Bubble gum was invented by accident in 1928, and was an instant success. It is not with me though, for I am one of those who could not blow a bubble to save my life.
It’s not like I want to hold the world’s record, but it just seems like if a little kid can do something a grown man should be able to. By the way, my 1995 Guinness Book listed the world’s record bubble at a 23-inch diameter, and I don’t really care if there has been one bigger since then. Sniff, sniff.
A ‘Gumbug’ is a blob of used chewing gum, ‘Gumbugging’ is the unsociable disposal of used chewing gum where it can be viewed in public places, and a ‘Gumbugger’ is one who practices gumbugging. A good Gumbuggering with a five-pound cylinder of Gumbugged Gumbugs might dissuade them.
There is one place in the world that hates gumbugging with a passion nowhere else can rival. It is Singapore, where you can be imprisoned for importing chewing gum and fined $1000 for chewing it!
I can just see the shady gum dealers lurking on the side streets, sneakily opening their minty, green trench coats and flashing their chewy wares in hopes of enticing some poor soul down the Dentyne path to destruction.
The average American chews over 300 sticks of gum per year, and the gum companies sell over $2 billion worth of gum to Americans during the same span.
Interestingly, doctors in the 1860’s used to advise their gum-chewing patients to abstain unless they wanted their innards to stick together. I think my Mom used the same story to get us kids not to swallow our gum, and I haven’t swallowed any to this day.
I don’t use much, and the corporations who enrich themselves by wearing out people’s jowls would go broke if they relied on us who gnaw a dozen or two chunks a year. What I do chew is kept to myself, for I work at it with my mouth closed, I do not smack and slobber while I chomp it, and I couldn’t pop it if I was offered good money.
In truth my sparing use of chewing gum in any form can be piled high in front of the licorice flavored door of the murderous Black Jack. I almost gagged every time a fan of it walked up oozing wafts of licorice from their mouth and pores.
I hate black licorice above all other things except the New York Yankees. I wish all Yankees past and present could be lined up, coated with a diarrhea-textured soup of gummy black licorice and set free to scurry like addled Cane Toads on the infield grass in front of a packed Yankee Stadium.
On second thought, cancel the soup idea. I’m sure a horde of crazed, licorice-tongued, New Yorkers would charge onto the field and slurp their Yankees clean, much to the enjoyment of the lickees. Besides that, the mere thought of licorice soup is making me queasy.
Oddly enough, it was the pitiless and famous Mexican general Santa Anna, of the Battle of the Alamo renown, who was directly responsible for Black Jack.
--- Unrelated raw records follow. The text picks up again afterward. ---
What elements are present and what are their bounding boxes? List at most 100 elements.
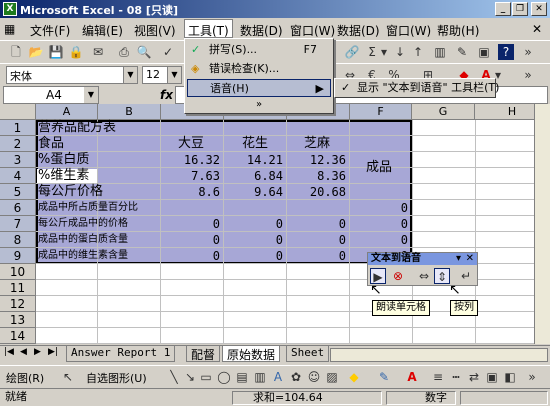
row-header[interactable]: 1: [0, 120, 36, 136]
prev-sheet-icon[interactable]: ◀: [20, 347, 27, 357]
arrow-icon[interactable]: ↘: [182, 369, 198, 385]
menu-item-spelling[interactable]: ✓ 拼写(S)... F7: [187, 41, 331, 59]
arrow-style-icon[interactable]: ⇄: [466, 369, 482, 385]
3d-icon[interactable]: ◧: [502, 369, 518, 385]
row-header[interactable]: 13: [0, 312, 36, 328]
col-header-f[interactable]: F: [350, 104, 412, 120]
row-header[interactable]: 12: [0, 296, 36, 312]
chart-wizard-icon[interactable]: ▥: [432, 44, 448, 60]
row-header[interactable]: 5: [0, 184, 36, 200]
menu-view[interactable]: 视图(V): [134, 22, 176, 39]
permission-icon[interactable]: 🔒: [68, 44, 84, 60]
tab-raw-data[interactable]: 原始数据: [222, 346, 281, 362]
chevron-down-icon[interactable]: ▼: [123, 67, 137, 83]
cell-e7[interactable]: 0: [287, 216, 350, 232]
line-icon[interactable]: ╲: [166, 369, 182, 385]
col-header-b[interactable]: B: [98, 104, 161, 120]
cell-c5[interactable]: 8.6: [161, 184, 224, 200]
cell-f3-merged[interactable]: 成品: [366, 160, 392, 176]
rectangle-icon[interactable]: ▭: [198, 369, 214, 385]
row-header[interactable]: 6: [0, 200, 36, 216]
cell-d8[interactable]: 0: [224, 232, 287, 248]
insert-function-icon[interactable]: fx: [160, 88, 173, 102]
by-rows-icon[interactable]: ⇔: [416, 268, 432, 284]
cell-c9[interactable]: 0: [161, 248, 224, 264]
more-buttons-icon[interactable]: »: [520, 44, 536, 60]
diagram-icon[interactable]: ✿: [288, 369, 304, 385]
last-sheet-icon[interactable]: ▶|: [48, 347, 58, 357]
cell-a6[interactable]: 成品中所占质量百分比: [38, 200, 138, 216]
zoom-icon[interactable]: ▣: [476, 44, 492, 60]
cell-c2[interactable]: 大豆: [178, 136, 204, 152]
new-icon[interactable]: 🗋: [8, 44, 24, 60]
cell-a8[interactable]: 成品中的蛋白质含量: [38, 232, 128, 248]
cell-c4[interactable]: 7.63: [161, 168, 224, 184]
spelling-icon[interactable]: ✓: [160, 44, 176, 60]
menu-help[interactable]: 帮助(H): [437, 22, 479, 39]
tts-toolbar-title[interactable]: 文本到语音 ▾ ✕: [368, 253, 477, 265]
vertical-scrollbar[interactable]: [534, 104, 550, 344]
select-all-corner[interactable]: [0, 104, 36, 120]
print-icon[interactable]: ⎙: [116, 44, 132, 60]
autosum-dropdown-icon[interactable]: ▾: [380, 44, 388, 60]
workbook-icon[interactable]: ▦: [4, 22, 15, 36]
line-color-icon[interactable]: ✎: [376, 369, 392, 385]
menu-window[interactable]: 窗口(W): [290, 22, 335, 39]
cell-d7[interactable]: 0: [224, 216, 287, 232]
cell-d2[interactable]: 花生: [242, 136, 268, 152]
clipart-icon[interactable]: ☺: [306, 369, 322, 385]
menu-window-2[interactable]: 窗口(W): [386, 22, 431, 39]
wordart-icon[interactable]: A: [270, 369, 286, 385]
open-icon[interactable]: 📂: [28, 44, 44, 60]
horizontal-scrollbar[interactable]: [330, 348, 548, 362]
chevron-down-icon[interactable]: ▼: [167, 67, 181, 83]
row-header[interactable]: 7: [0, 216, 36, 232]
cell-c7[interactable]: 0: [161, 216, 224, 232]
menu-file[interactable]: 文件(F): [30, 22, 70, 39]
cell-a7[interactable]: 每公斤成品中的价格: [38, 216, 128, 232]
dash-style-icon[interactable]: ┅: [448, 369, 464, 385]
cell-c8[interactable]: 0: [161, 232, 224, 248]
cell-a5[interactable]: 每公斤价格: [38, 184, 103, 200]
expand-menu-chevron-icon[interactable]: »: [187, 99, 331, 111]
row-header[interactable]: 3: [0, 152, 36, 168]
cell-d9[interactable]: 0: [224, 248, 287, 264]
menu-item-error-check[interactable]: ◈ 错误检查(K)...: [187, 60, 331, 78]
cell-d4[interactable]: 6.84: [224, 168, 287, 184]
more-buttons-icon[interactable]: »: [524, 369, 540, 385]
textbox-icon[interactable]: ▤: [234, 369, 250, 385]
menu-data[interactable]: 数据(D): [240, 22, 283, 39]
cell-d3[interactable]: 14.21: [224, 152, 287, 168]
row-header[interactable]: 11: [0, 280, 36, 296]
cell-e2[interactable]: 芝麻: [304, 136, 330, 152]
row-header[interactable]: 2: [0, 136, 36, 152]
name-box[interactable]: A4 ▼: [3, 86, 99, 104]
cell-a2[interactable]: 食品: [38, 136, 64, 152]
cell-e4[interactable]: 8.36: [287, 168, 350, 184]
next-sheet-icon[interactable]: ▶: [34, 347, 41, 357]
menu-edit[interactable]: 编辑(E): [82, 22, 123, 39]
cell-a3[interactable]: %蛋白质: [38, 152, 89, 168]
drawing-icon[interactable]: ✎: [454, 44, 470, 60]
select-objects-icon[interactable]: ↖: [60, 369, 76, 385]
cell-f8[interactable]: 0: [350, 232, 412, 248]
chevron-down-icon[interactable]: ▾: [456, 253, 461, 265]
cell-f7[interactable]: 0: [350, 216, 412, 232]
print-preview-icon[interactable]: 🔍: [136, 44, 152, 60]
minimize-button[interactable]: _: [495, 2, 511, 16]
first-sheet-icon[interactable]: |◀: [4, 347, 14, 357]
vertical-textbox-icon[interactable]: ▥: [252, 369, 268, 385]
chevron-down-icon[interactable]: ▼: [84, 87, 98, 103]
menu-data-2[interactable]: 数据(D): [337, 22, 380, 39]
close-button[interactable]: ✕: [531, 2, 547, 16]
menu-item-speech[interactable]: 语音(H) ▶: [187, 79, 331, 97]
save-icon[interactable]: 💾: [48, 44, 64, 60]
col-header-a[interactable]: A: [36, 104, 98, 120]
menu-close-icon[interactable]: ✕: [532, 22, 542, 36]
sort-ascending-icon[interactable]: ↓: [392, 44, 408, 60]
cell-e5[interactable]: 20.68: [287, 184, 350, 200]
tab-sheet-2[interactable]: 配督: [186, 346, 221, 362]
row-header[interactable]: 4: [0, 168, 36, 184]
row-header[interactable]: 8: [0, 232, 36, 248]
cell-f6[interactable]: 0: [350, 200, 412, 216]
He was probably still pissed off about losing the Texas War of Independence, and wanted to dish up a serving of disgust to Americans.
Anyway, the former president was exiled from Mexico and he moved to New Jersey in 1869 toting along a ton of chicle. Long story short, he sold the chicle to a demented fellow who flavored a bunch with anisseed (which I regard as anus-seed) and in 1884 Black Jack became America’s first flavored and first stick form gum. Urp!
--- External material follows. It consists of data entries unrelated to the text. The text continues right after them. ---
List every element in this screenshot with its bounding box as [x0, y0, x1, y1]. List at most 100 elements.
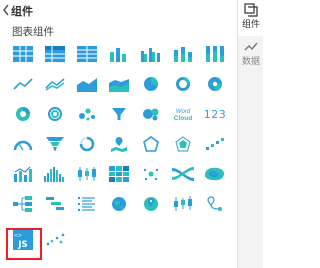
line-chart-icon — [13, 78, 33, 90]
column-chart-icon — [110, 48, 126, 62]
panel-header: 组件 — [0, 0, 237, 22]
histogram-icon — [44, 167, 64, 182]
radar-chart-icon — [175, 136, 191, 152]
percent-ring-icon — [79, 136, 95, 152]
percent-column-chart-widget[interactable] — [200, 40, 230, 68]
bar-line-combo-icon — [14, 166, 32, 182]
radar-chart-widget[interactable] — [168, 130, 198, 158]
section-title-chart-components: 图表组件 — [12, 26, 54, 38]
side-tab-bar: 组件 数据 — [237, 0, 264, 268]
tree-diagram-icon — [13, 196, 32, 212]
sankey-icon — [172, 167, 194, 181]
gantt-chart-icon — [46, 197, 64, 210]
scatter-trend-icon — [46, 233, 65, 246]
tab-components[interactable]: 组件 — [238, 0, 264, 36]
donut-chart-widget[interactable] — [168, 70, 198, 98]
bar-line-combo-widget[interactable] — [8, 160, 38, 188]
stacked-area-icon — [109, 79, 129, 92]
box-plot-widget[interactable] — [72, 160, 102, 188]
multi-pie-icon — [16, 107, 30, 121]
globe-icon — [112, 197, 126, 211]
stacked-area-chart-widget[interactable] — [104, 70, 134, 98]
collapse-arrow-icon[interactable] — [2, 4, 10, 16]
scatter-chart-icon — [143, 168, 159, 181]
detail-table-widget[interactable] — [72, 40, 102, 68]
grouped-column-icon — [141, 48, 160, 62]
map-marker-icon — [111, 137, 127, 152]
word-cloud-icon: Word Cloud — [174, 109, 192, 122]
map-region-widget[interactable] — [200, 160, 230, 188]
word-cloud-line2: Cloud — [174, 115, 192, 122]
pie-chart-icon — [144, 77, 158, 91]
globe-widget[interactable] — [104, 190, 134, 218]
funnel-chart-widget[interactable] — [104, 100, 134, 128]
box-plot-icon — [78, 167, 96, 181]
grouped-column-chart-widget[interactable] — [136, 40, 166, 68]
list-icon — [78, 197, 95, 211]
funnel-chart-icon — [112, 108, 126, 120]
selected-widget-highlight — [6, 228, 42, 260]
multi-pie-chart-widget[interactable] — [8, 100, 38, 128]
heatmap-icon — [109, 166, 129, 182]
pyramid-funnel-icon — [46, 137, 64, 151]
ring-progress-widget[interactable] — [40, 100, 70, 128]
panel-title: 组件 — [11, 5, 33, 18]
candlestick-icon — [174, 196, 192, 211]
detail-table-icon — [77, 46, 97, 62]
pyramid-funnel-widget[interactable] — [40, 130, 70, 158]
percent-ring-widget[interactable] — [72, 130, 102, 158]
table-widget[interactable] — [8, 40, 38, 68]
pentagon-icon — [143, 136, 159, 152]
table-icon — [13, 46, 33, 62]
route-map-icon — [207, 196, 222, 211]
location-map-icon — [144, 197, 158, 211]
donut-chart-icon — [176, 77, 190, 91]
cluster-bubble-icon — [143, 108, 159, 121]
word-cloud-widget[interactable]: Word Cloud — [168, 100, 198, 128]
component-icon — [244, 3, 258, 17]
polygon-widget[interactable] — [136, 130, 166, 158]
tab-data-label: 数据 — [241, 57, 260, 67]
pivot-table-icon — [45, 46, 65, 62]
pivot-table-widget[interactable] — [40, 40, 70, 68]
bubble-chart-widget[interactable] — [72, 100, 102, 128]
tree-diagram-widget[interactable] — [8, 190, 38, 218]
route-map-widget[interactable] — [200, 190, 230, 218]
chart-component-grid: Word Cloud 123 JS <> — [8, 40, 236, 268]
area-chart-icon — [77, 78, 97, 92]
region-map-icon — [204, 167, 225, 181]
step-line-icon — [206, 138, 224, 150]
gauge-widget[interactable] — [8, 130, 38, 158]
percent-column-icon — [206, 46, 224, 62]
pie-chart-widget[interactable] — [136, 70, 166, 98]
line-chart-widget[interactable] — [8, 70, 38, 98]
candlestick-widget[interactable] — [168, 190, 198, 218]
number-widget[interactable]: 123 — [200, 100, 230, 128]
scatter-chart-widget[interactable] — [136, 160, 166, 188]
scatter-trend-widget[interactable] — [40, 226, 70, 254]
location-map-widget[interactable] — [136, 190, 166, 218]
stacked-column-icon — [174, 47, 192, 62]
number-icon: 123 — [203, 107, 227, 121]
data-icon — [244, 42, 258, 51]
rose-chart-icon — [208, 77, 222, 91]
step-line-widget[interactable] — [200, 130, 230, 158]
cluster-bubble-widget[interactable] — [136, 100, 166, 128]
bubble-chart-icon — [79, 108, 95, 121]
area-chart-widget[interactable] — [72, 70, 102, 98]
multi-line-chart-widget[interactable] — [40, 70, 70, 98]
map-marker-widget[interactable] — [104, 130, 134, 158]
gantt-chart-widget[interactable] — [40, 190, 70, 218]
heatmap-widget[interactable] — [104, 160, 134, 188]
column-chart-widget[interactable] — [104, 40, 134, 68]
rose-chart-widget[interactable] — [200, 70, 230, 98]
list-widget[interactable] — [72, 190, 102, 218]
multi-line-chart-icon — [45, 78, 65, 91]
sankey-widget[interactable] — [168, 160, 198, 188]
stacked-column-chart-widget[interactable] — [168, 40, 198, 68]
component-panel: 组件 图表组件 Word Cloud 123 JS <> — [0, 0, 237, 268]
gauge-icon — [13, 140, 33, 151]
tab-data[interactable]: 数据 — [238, 38, 264, 68]
histogram-widget[interactable] — [40, 160, 70, 188]
ring-progress-icon — [48, 107, 62, 121]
Declining sales, “Yay!”, caused it to be discontinued in the 1970’s. It was eventually re-introduced every few years, “Boo!”, and it still is. People who like to nauseate others can buy it online, only $55.17 for 20 five-packs.
In closing I would like to say that if I am ever elected dictator of the world anyone who chews their gum in a loud obnoxious manner will be sent to the plains of Texas on the next bus. Black Jack abusers would get Siberia. They can then spend eternity smacking at each other in the wide-open spaces.